At 8:45 on the dot, the office door creaked open.

"Your favourite hurricane has arrived," Michelle called, grinning as she stepped aside to let a whirl of curls and pink tulle into the room.

"Mummy!" Maesie shouted, dashing across the floor and leaping into Carla's arms.

Carla caught her with a practiced swoop, kissing the top of her head and laughing as the tutu tickled her chin. "Well, don't you look like the Queen of Weatherfield in that outfit?"

Maesie beamed. "I'm doing my dancing at lunch. Auntie Shell said I could twirl in the Bistro."

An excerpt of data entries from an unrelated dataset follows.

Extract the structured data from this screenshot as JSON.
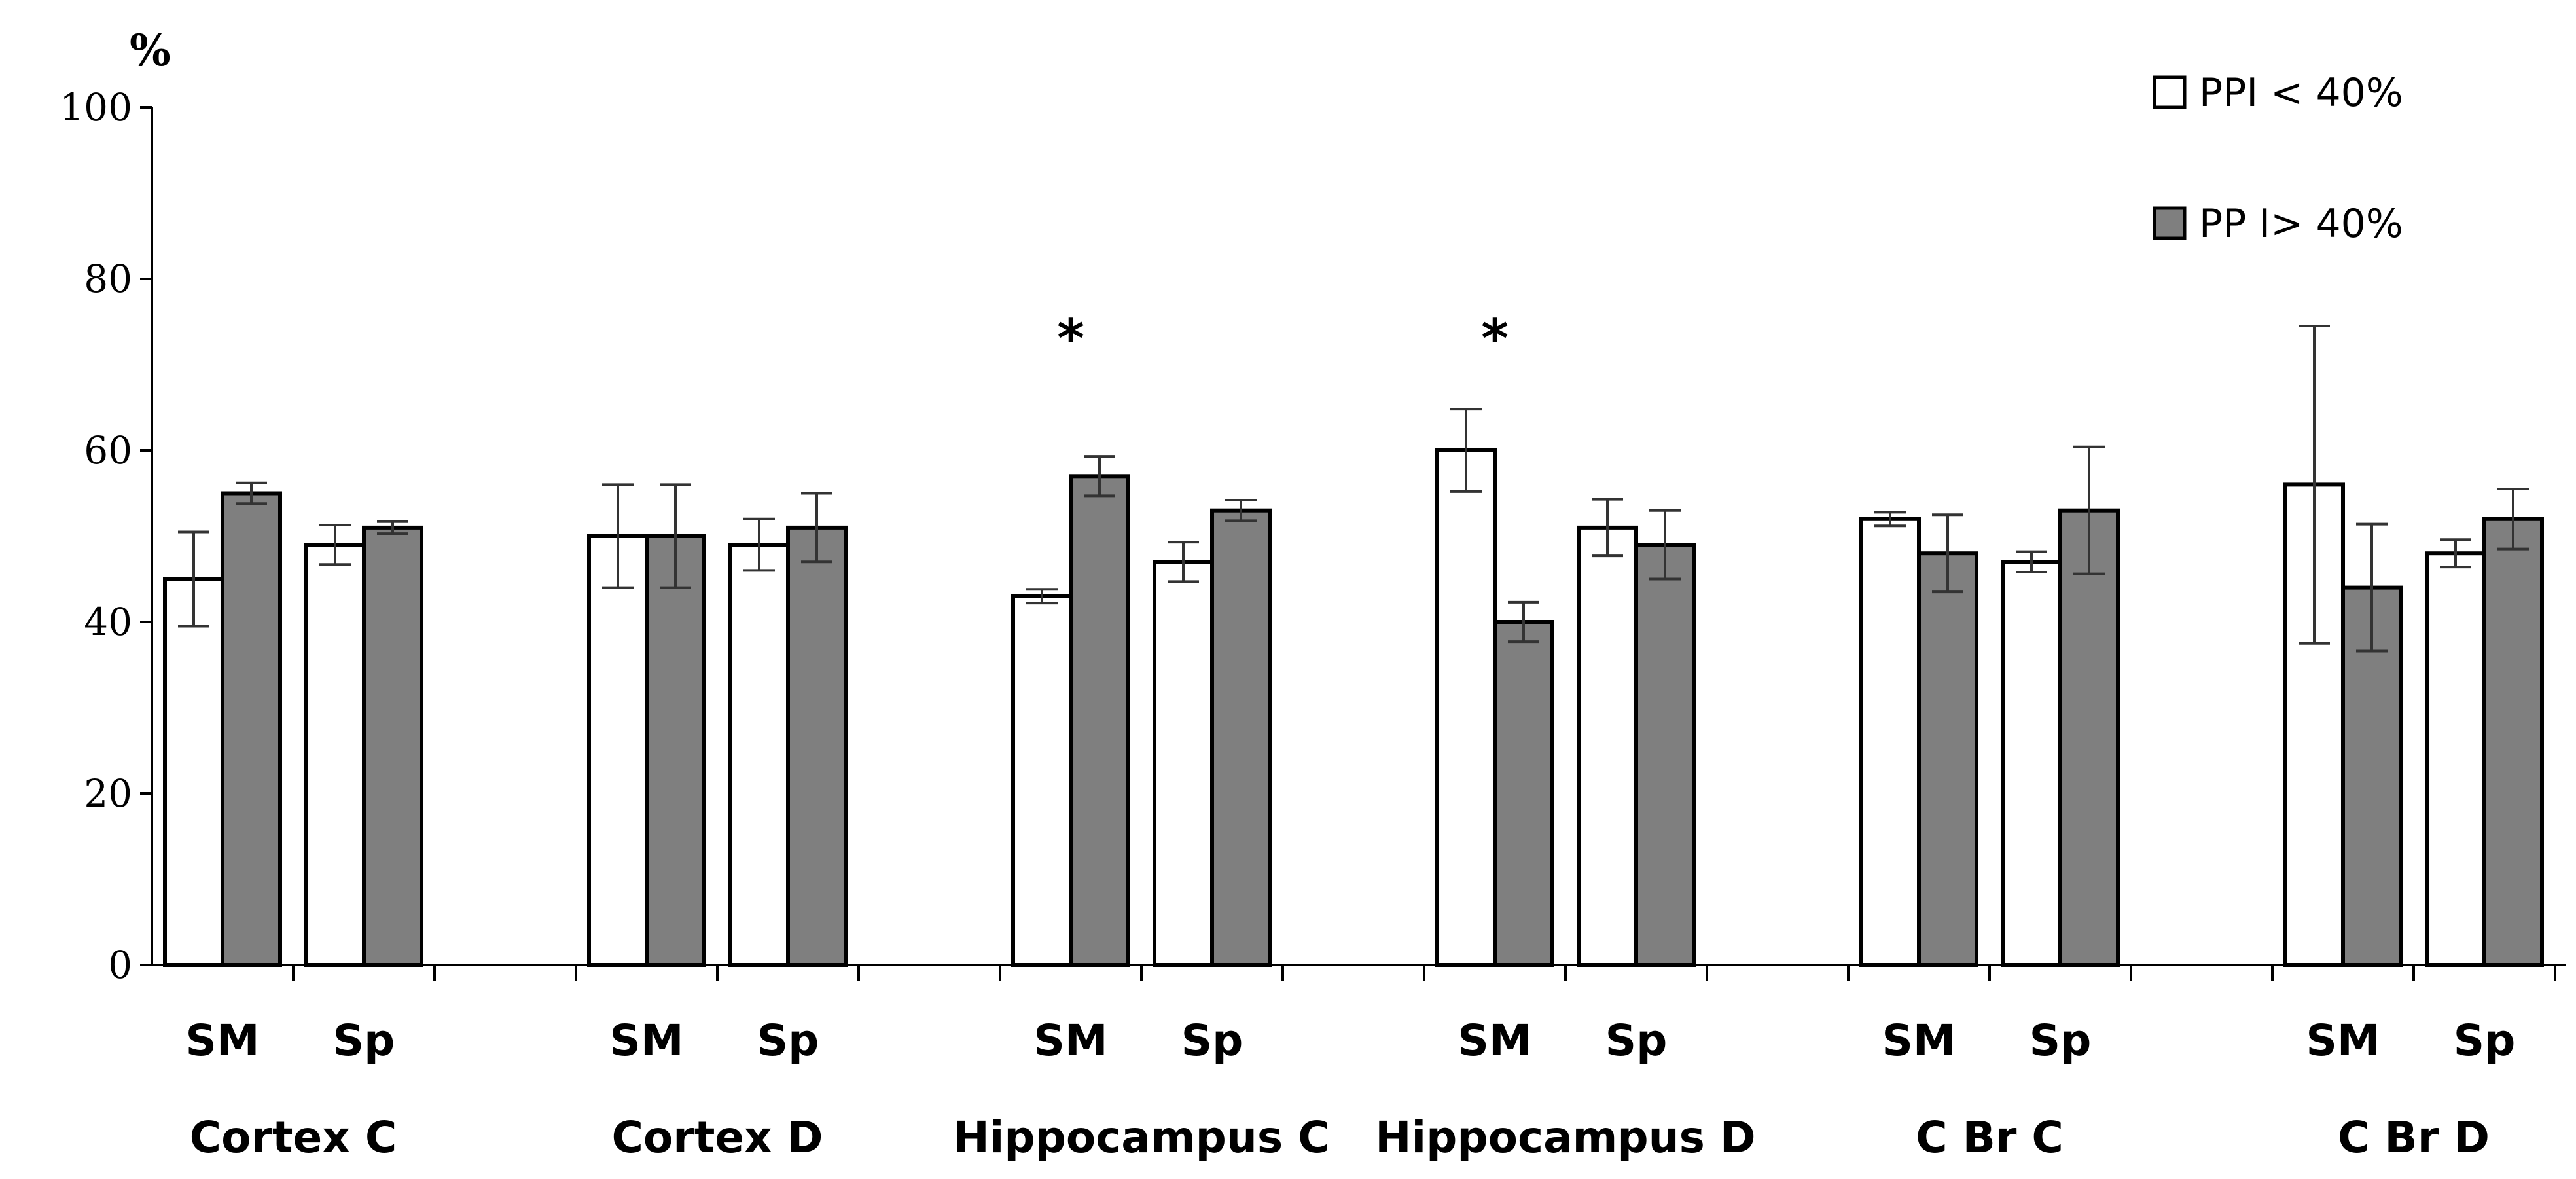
{
  "chart_data": {
    "type": "bar",
    "title": "",
    "ylabel": "%",
    "ylim": [
      0,
      100
    ],
    "yticks": [
      0,
      20,
      40,
      60,
      80,
      100
    ],
    "subcategory_labels": [
      "SM",
      "Sp"
    ],
    "groups": [
      {
        "label": "Cortex  C",
        "bars": [
          {
            "sub": "SM",
            "values": [
              45,
              55
            ],
            "errors": [
              5.5,
              1.2
            ]
          },
          {
            "sub": "Sp",
            "values": [
              49,
              51
            ],
            "errors": [
              2.3,
              0.7
            ]
          }
        ]
      },
      {
        "label": "Cortex  D",
        "bars": [
          {
            "sub": "SM",
            "values": [
              50,
              50
            ],
            "errors": [
              6,
              6
            ]
          },
          {
            "sub": "Sp",
            "values": [
              49,
              51
            ],
            "errors": [
              3,
              4
            ]
          }
        ]
      },
      {
        "label": "Hippocampus C",
        "bars": [
          {
            "sub": "SM",
            "values": [
              43,
              57
            ],
            "errors": [
              0.8,
              2.3
            ],
            "annotation": "*"
          },
          {
            "sub": "Sp",
            "values": [
              47,
              53
            ],
            "errors": [
              2.3,
              1.2
            ]
          }
        ]
      },
      {
        "label": "Hippocampus  D",
        "bars": [
          {
            "sub": "SM",
            "values": [
              60,
              40
            ],
            "errors": [
              4.8,
              2.3
            ],
            "annotation": "*"
          },
          {
            "sub": "Sp",
            "values": [
              51,
              49
            ],
            "errors": [
              3.3,
              4
            ]
          }
        ]
      },
      {
        "label": "C Br C",
        "bars": [
          {
            "sub": "SM",
            "values": [
              52,
              48
            ],
            "errors": [
              0.8,
              4.5
            ]
          },
          {
            "sub": "Sp",
            "values": [
              47,
              53
            ],
            "errors": [
              1.2,
              7.4
            ]
          }
        ]
      },
      {
        "label": "C Br D",
        "bars": [
          {
            "sub": "SM",
            "values": [
              56,
              44
            ],
            "errors": [
              18.5,
              7.4
            ]
          },
          {
            "sub": "Sp",
            "values": [
              48,
              52
            ],
            "errors": [
              1.6,
              3.5
            ]
          }
        ]
      }
    ],
    "series": [
      {
        "name": "PPI < 40%",
        "color": "#ffffff"
      },
      {
        "name": "PP I> 40%",
        "color": "#7f7f7f"
      }
    ],
    "legend_position": "top-right",
    "grid": false
  }
}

"Only if we don’t knock over the spaghetti again," Michelle added, leaning against the desk, arms crossed but eyes soft.

Carla sat with Maesie on her lap, brushing a curl from her daughter's forehead. She marveled, as she often did, at the little person she had somehow managed to raise. Maesie was clever, curious, kind. She could already recite the alphabet, name every character from her favourite cartoon, and charm an entire room with one smile.

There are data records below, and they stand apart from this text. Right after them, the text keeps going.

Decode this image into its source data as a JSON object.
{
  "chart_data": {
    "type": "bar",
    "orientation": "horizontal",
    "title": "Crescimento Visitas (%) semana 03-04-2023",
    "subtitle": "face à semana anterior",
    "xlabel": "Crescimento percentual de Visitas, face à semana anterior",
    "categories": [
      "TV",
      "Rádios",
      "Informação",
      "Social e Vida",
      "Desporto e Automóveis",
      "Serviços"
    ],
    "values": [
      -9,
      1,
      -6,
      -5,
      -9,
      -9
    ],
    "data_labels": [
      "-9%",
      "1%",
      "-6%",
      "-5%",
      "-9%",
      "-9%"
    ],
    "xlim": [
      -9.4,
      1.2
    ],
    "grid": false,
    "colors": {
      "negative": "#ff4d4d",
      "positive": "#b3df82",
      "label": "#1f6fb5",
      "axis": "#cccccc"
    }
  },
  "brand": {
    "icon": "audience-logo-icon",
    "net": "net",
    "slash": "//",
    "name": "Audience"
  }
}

"You know," Carla said softly, meeting Michelle's gaze, "I never thought I could do this. Not on my own. But she makes me want to be better every single day."

Michelle reached over, squeezing her hand. "You’re not on your own. You never were."

Carla swallowed the lump in her throat and nodded. She was proud—so proud it sometimes ached. Not just of Maesie, but of herself. She had built a life from the ashes. She had turned heartbreak into something whole.

She set Maesie down with her drawing pad and juice, watching her daughter chatter to her crayons.

And as she turned back to her work, her heart full, she had no idea that the next chapter of her life was quietly approaching in the form of a new arrival to Weatherfield: a woman named Lisa Swain, with a daughter the same age and a story all her own.

The kind of story that might just change everything.